Missione compiuta. La gara casalinga con il Brescia, pur essendo valida per la seconda giornata del girone di ritorno ed equiparabile dunque ad una semplice prova in itinere nell’economia della stagione, aveva tutti i crismi di un esame di maturità e il Palermo lo ha superato. Mostrando abilità e competenza in quasi tutte le materie. Anche se non ha brillato in alcune discipline (capacità di giocare a ritmi alti e incisività degli attaccanti, ad esempio, avrebbero richiesto uno studio più approfondito), la squadra ha fatto la differenza in altre ‘aree tematiche’ creando i presupposti per una vittoria (2-0) che, in attesa dell’impegno del Frosinone sul campo del Cittadella, vale il primato solitario in classifica. Fisicità, qualità dei singoli distribuite in tutti i reparti e ampio ventaglio di soluzioni in zona-gol. Ecco le differenze tra Palermo e Brescia. Ecco il ‘peso’ che ha spostato l’ago della bilancia dalla parte dei padroni di casa.
Il patron Zamparini ha vinto il duello a distanza con Cellino. Due vulcani ancora in piena attività. Proprio come il centrocampo rosanero, reparto che ha recitato un ruolo da protagonista lasciando una traccia significativa nel terzo successo interno consecutivo degli uomini di Tedino, il primo del 2018. Il fatto che Chochev, al di là del gol-lampo con un tap-in di testa dopo una respinta del portiere sugli sviluppi di un calcio d’angolo, sia stato il giocatore più pericoloso del Palermo non è una casualità. E’ l’effetto determinato dai meccanismi consolidati di una squadra che, anche in una giornata in cui gli attaccanti non riescono a pungere, ha a disposizione delle risorse alternative in grado di colmare certe lacune e determinare situazioni vincenti. L’acuto iniziale del bulgaro (che finora non aveva mai raggiunto quota quattro gol in campionato durante la sua esperienza con la maglia rosanero) e il punto esclamativo di Gnahoré (subentrato all’88’ ad un Nestorovski generoso ma con un basso indice di pericolosità) con una bella conclusione di destro a giro da fuori area a tempo scaduto sono state l’alfa e l’omega di una gara in cui, di fatto, si è visto il solito Palermo.

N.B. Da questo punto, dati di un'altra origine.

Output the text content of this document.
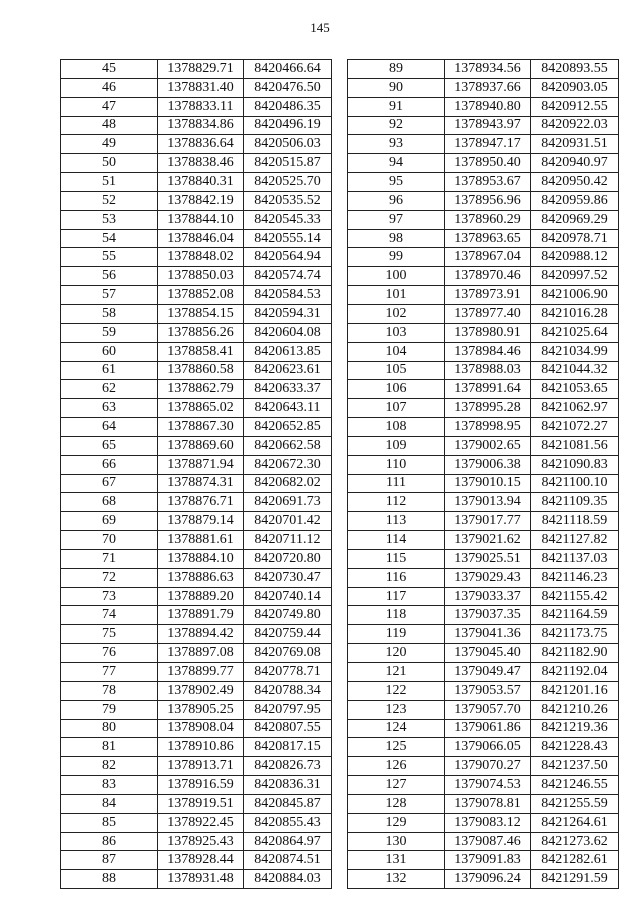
145
45	1378829.71	8420466.64
46	1378831.40	8420476.50
47	1378833.11	8420486.35
48	1378834.86	8420496.19
49	1378836.64	8420506.03
50	1378838.46	8420515.87
51	1378840.31	8420525.70
52	1378842.19	8420535.52
53	1378844.10	8420545.33
54	1378846.04	8420555.14
55	1378848.02	8420564.94
56	1378850.03	8420574.74
57	1378852.08	8420584.53
58	1378854.15	8420594.31
59	1378856.26	8420604.08
60	1378858.41	8420613.85
61	1378860.58	8420623.61
62	1378862.79	8420633.37
63	1378865.02	8420643.11
64	1378867.30	8420652.85
65	1378869.60	8420662.58
66	1378871.94	8420672.30
67	1378874.31	8420682.02
68	1378876.71	8420691.73
69	1378879.14	8420701.42
70	1378881.61	8420711.12
71	1378884.10	8420720.80
72	1378886.63	8420730.47
73	1378889.20	8420740.14
74	1378891.79	8420749.80
75	1378894.42	8420759.44
76	1378897.08	8420769.08
77	1378899.77	8420778.71
78	1378902.49	8420788.34
79	1378905.25	8420797.95
80	1378908.04	8420807.55
81	1378910.86	8420817.15
82	1378913.71	8420826.73
83	1378916.59	8420836.31
84	1378919.51	8420845.87
85	1378922.45	8420855.43
86	1378925.43	8420864.97
87	1378928.44	8420874.51
88	1378931.48	8420884.03
89	1378934.56	8420893.55
90	1378937.66	8420903.05
91	1378940.80	8420912.55
92	1378943.97	8420922.03
93	1378947.17	8420931.51
94	1378950.40	8420940.97
95	1378953.67	8420950.42
96	1378956.96	8420959.86
97	1378960.29	8420969.29
98	1378963.65	8420978.71
99	1378967.04	8420988.12
100	1378970.46	8420997.52
101	1378973.91	8421006.90
102	1378977.40	8421016.28
103	1378980.91	8421025.64
104	1378984.46	8421034.99
105	1378988.03	8421044.32
106	1378991.64	8421053.65
107	1378995.28	8421062.97
108	1378998.95	8421072.27
109	1379002.65	8421081.56
110	1379006.38	8421090.83
111	1379010.15	8421100.10
112	1379013.94	8421109.35
113	1379017.77	8421118.59
114	1379021.62	8421127.82
115	1379025.51	8421137.03
116	1379029.43	8421146.23
117	1379033.37	8421155.42
118	1379037.35	8421164.59
119	1379041.36	8421173.75
120	1379045.40	8421182.90
121	1379049.47	8421192.04
122	1379053.57	8421201.16
123	1379057.70	8421210.26
124	1379061.86	8421219.36
125	1379066.05	8421228.43
126	1379070.27	8421237.50
127	1379074.53	8421246.55
128	1379078.81	8421255.59
129	1379083.12	8421264.61
130	1379087.46	8421273.62
131	1379091.83	8421282.61
132	1379096.24	8421291.59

Squadra a cui basta poco, complice il livello medio-basso degli avversari in questo torneo cadetto, per incanalare le partite sui binari più congeniali.
Pregi e difetti della compagine di Tedino, che ha confermato il collaudato 3-5-2 affidando la corsia di destra a centrocampo ad uno ‘spaesato’ Embalo sostituito dopo l’intervallo da Szyminski, sono ormai delle costanti. Il Palermo ha una solidità difensiva (sancita dal confortante dato di un solo gol al passivo negli ultimi sette turni) che le consente di neutralizzare l’onda d’urto degli avversari anche grazie al lavoro e ai sacrifici delle punte ma, al netto della prova maiuscola fornita dal portiere Minelli provvidenziale nel secondo tempo in almeno tre-quattro circostanze, fatica a chiudere le partite nel momento in cui ha la possibilità di sferrare il colpo del ko. Il sigillo di Gnahoré è arrivato troppo tardi. Se al 28’ della ripresa Posavec non si fosse superato deviando sopra la traversa un tiro ravvicinato dell’ex di turno Caracciolo, l’unico in tutta la gara da parte di un Brescia che non vince a Palermo da trentadue anni e costretto a fare i conti con la terza sconfitta di fila, il match avrebbe preso una piega diversa. E sarebbe stato davvero un peccato gettare al vento dei punti così importanti in una partita ampiamente sotto controllo.